Here’s a great example of that used by Fiona Davies in an Intrepid Times story from a few years back— notice how “I” is used just once to establish the perspective, before it seamlessly shifts to powerful sensory descriptions of what is being observed.
“In the ancient Sri Meenakshi Amman Temple in Madurai, I watch a lone worshiper conduct a
ceremony known as puja amid a thickly swirling cloud of perfumed incense. He wears only white
dhoti trousers, and his brow is streaked with turmeric paste and sweat. Eyes closed in quivering
ecstasy, he clasps his hands across his heavily contracting chest in a gesture of prayer. Next,
he lowers himself on bent knees, stopping just short of collapsing to the ground. In one fluid
movement, he raises himself up, lifting his hands to the heavens and bowing his head to the
earth. In a silent, graceful trance, he repeats these motions, again and again, as the sounds of
the temple musicians swirl around him towards a shrill and feverish crescendo.”
Street Dancing with Shiva – Fiona Davies
Read the full article here.
Q. How do you see the future of travel writing changing with the rise of AI, and what new opportunities or challenges will this bring?
I’d like to draw a distinction here between travel writing in the form of writing guides (à la Lonely Planet), and narrative, creative travel writing that we publish on Intrepid Times.
Guide writing has been dramatically rocked by changing tech at every turn, and AI seems to be the latest disruption here. It’s not hard to imagine a world where an internet-connected generative language model can churn out convincing hotel recommendations and trip itineraries.
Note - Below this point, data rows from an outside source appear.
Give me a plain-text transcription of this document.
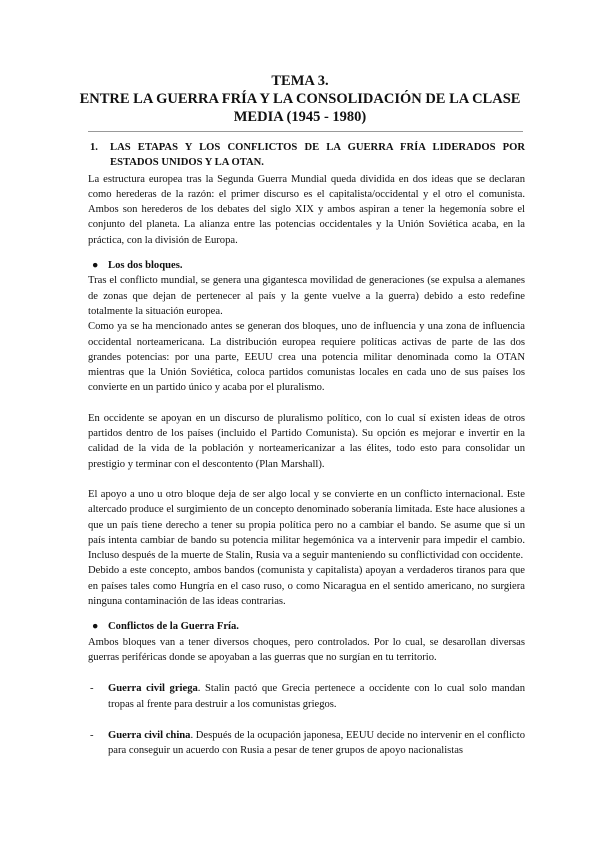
TEMA 3.
ENTRE LA GUERRA FRÍA Y LA CONSOLIDACIÓN DE LA CLASE
MEDIA (1945 - 1980)
1. LAS ETAPAS Y LOS CONFLICTOS DE LA GUERRA FRÍA LIDERADOS POR ESTADOS UNIDOS Y LA OTAN.

La estructura europea tras la Segunda Guerra Mundial queda dividida en dos ideas que se declaran como herederas de la razón: el primer discurso es el capitalista/occidental y el otro el comunista. Ambos son herederos de los debates del siglo XIX y ambos aspiran a tener la hegemonía sobre el conjunto del planeta. La alianza entre las potencias occidentales y la Unión Soviética acaba, en la práctica, con la división de Europa.

● Los dos bloques.

Tras el conflicto mundial, se genera una gigantesca movilidad de generaciones (se expulsa a alemanes de zonas que dejan de pertenecer al país y la gente vuelve a la guerra) debido a esto redefine totalmente la situación europea.

Como ya se ha mencionado antes se generan dos bloques, uno de influencia y una zona de influencia occidental norteamericana. La distribución europea requiere políticas activas de parte de las dos grandes potencias: por una parte, EEUU crea una potencia militar denominada como la OTAN mientras que la Unión Soviética, coloca partidos comunistas locales en cada uno de sus países los convierte en un partido único y acaba por el pluralismo.

En occidente se apoyan en un discurso de pluralismo político, con lo cual sí existen ideas de otros partidos dentro de los países (incluido el Partido Comunista). Su opción es mejorar e invertir en la calidad de la vida de la población y norteamericanizar a las élites, todo esto para consolidar un prestigio y terminar con el descontento (Plan Marshall).

El apoyo a uno u otro bloque deja de ser algo local y se convierte en un conflicto internacional. Este altercado produce el surgimiento de un concepto denominado soberanía limitada. Este hace alusiones a que un país tiene derecho a tener su propia política pero no a cambiar el bando. Se asume que si un país intenta cambiar de bando su potencia militar hegemónica va a intervenir para impedir el cambio. Incluso después de la muerte de Stalin, Rusia va a seguir manteniendo su conflictividad con occidente.

Debido a este concepto, ambos bandos (comunista y capitalista) apoyan a verdaderos tiranos para que en países tales como Hungría en el caso ruso, o como Nicaragua en el sentido americano, no surgiera ninguna contaminación de las ideas contrarias.

● Conflictos de la Guerra Fría.

Ambos bloques van a tener diversos choques, pero controlados. Por lo cual, se desarollan diversas guerras periféricas donde se apoyaban a las guerras que no surgían en tu territorio.

- Guerra civil griega. Stalin pactó que Grecia pertenece a occidente con lo cual solo mandan tropas al frente para destruir a los comunistas griegos.
- Guerra civil china. Después de la ocupación japonesa, EEUU decide no intervenir en el conflicto para conseguir un acuerdo con Rusia a pesar de tener grupos de apoyo nacionalistas
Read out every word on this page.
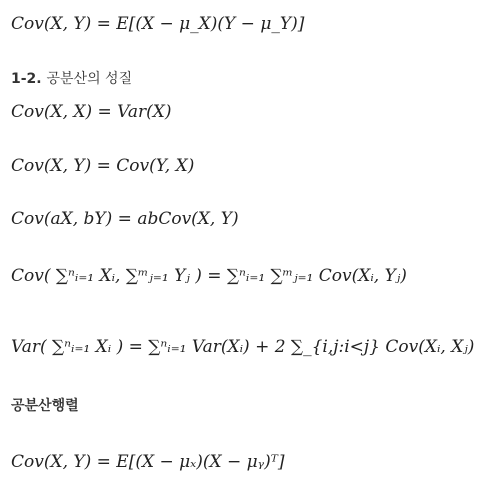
Cov(X, Y) = E[(X − μ_X)(Y − μ_Y)]
1-2. 공분산의 성질
Cov(X, X) = Var(X)
Cov(X, Y) = Cov(Y, X)
Cov(aX, bY) = abCov(X, Y)
Cov( ∑ⁿᵢ₌₁ Xᵢ, ∑ᵐⱼ₌₁ Yⱼ ) = ∑ⁿᵢ₌₁ ∑ᵐⱼ₌₁ Cov(Xᵢ, Yⱼ)
Var( ∑ⁿᵢ₌₁ Xᵢ ) = ∑ⁿᵢ₌₁ Var(Xᵢ) + 2 ∑_{i,j:i<j} Cov(Xᵢ, Xⱼ)
공분산행렬
Cov(X, Y) = E[(X − μₓ)(X − μᵧ)ᵀ]
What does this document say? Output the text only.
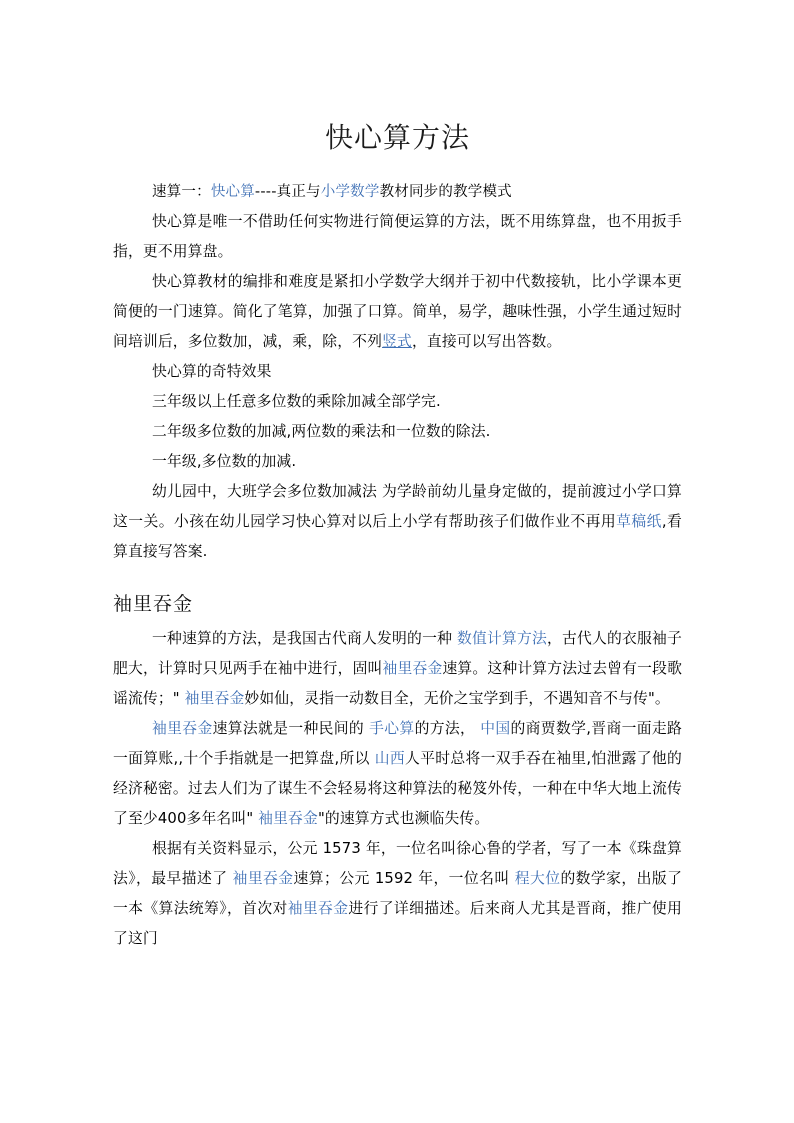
快心算方法

速算一：快心算----真正与小学数学教材同步的教学模式

快心算是唯一不借助任何实物进行简便运算的方法，既不用练算盘，也不用扳手指，更不用算盘。

快心算教材的编排和难度是紧扣小学数学大纲并于初中代数接轨，比小学课本更简便的一门速算。简化了笔算，加强了口算。简单，易学，趣味性强，小学生通过短时间培训后，多位数加，减，乘，除，不列竖式，直接可以写出答数。

快心算的奇特效果

三年级以上任意多位数的乘除加减全部学完.

二年级多位数的加减,两位数的乘法和一位数的除法.

一年级,多位数的加减.

幼儿园中，大班学会多位数加减法 为学龄前幼儿量身定做的，提前渡过小学口算这一关。小孩在幼儿园学习快心算对以后上小学有帮助孩子们做作业不再用草稿纸,看算直接写答案.

袖里吞金

一种速算的方法，是我国古代商人发明的一种 数值计算方法，古代人的衣服袖子肥大，计算时只见两手在袖中进行，固叫袖里吞金速算。这种计算方法过去曾有一段歌谣流传；" 袖里吞金妙如仙，灵指一动数目全，无价之宝学到手，不遇知音不与传"。

袖里吞金速算法就是一种民间的 手心算的方法， 中国的商贾数学,晋商一面走路一面算账,,十个手指就是一把算盘,所以 山西人平时总将一双手吞在袖里,怕泄露了他的经济秘密。过去人们为了谋生不会轻易将这种算法的秘笈外传，一种在中华大地上流传了至少400多年名叫" 袖里吞金"的速算方式也濒临失传。

根据有关资料显示，公元 1573 年，一位名叫徐心鲁的学者，写了一本《珠盘算法》，最早描述了 袖里吞金速算；公元 1592 年，一位名叫 程大位的数学家，出版了一本《算法统筹》，首次对袖里吞金进行了详细描述。后来商人尤其是晋商，推广使用了这门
It’s probably already being used to assemble guide style content. Where the magic comes from is the personal experience of the traveler. This is what we try to capture in the stories we publish. And this is irreducibly human.
Nick Cave wrote, “Chat GPT has no inner being, it has been nowhere, it has endured nothing.”
This tool will have implications for all industries, not least of all travel and travel writing. But the art of narrative nonfiction travel writing will endure.
And maybe in an ocean of auto generated content, real human storytelling will stand out more than ever.
Q. What advice would you give to aspiring travel writers who are looking to break into the industry and establish themselves as unique voices in a crowded field?
Be wild, be reliable. Many can do one, surprisingly few can do both. I know many writers who are reliable and competent, who can churn out 1,500 interesting words on any subject on deadline.
I also know many writers who will delight and surprise you, who will find a way of looking at something no one else has. They turn up in our submission’s inbox with a scintillating piece of prose, promise further stories, then disappear for months on end, missing deadlines and neglecting commitments.
How can you be both? Wild and surprising on the page, predictable and dependable in the inbox?
It’s a contradiction because the conditions that lead to one state of mind are antithetical to another, and in the age of the internet, people are expected to be on all the time.
If you could figure this one out on your own terms, the travel space is yours for the taking.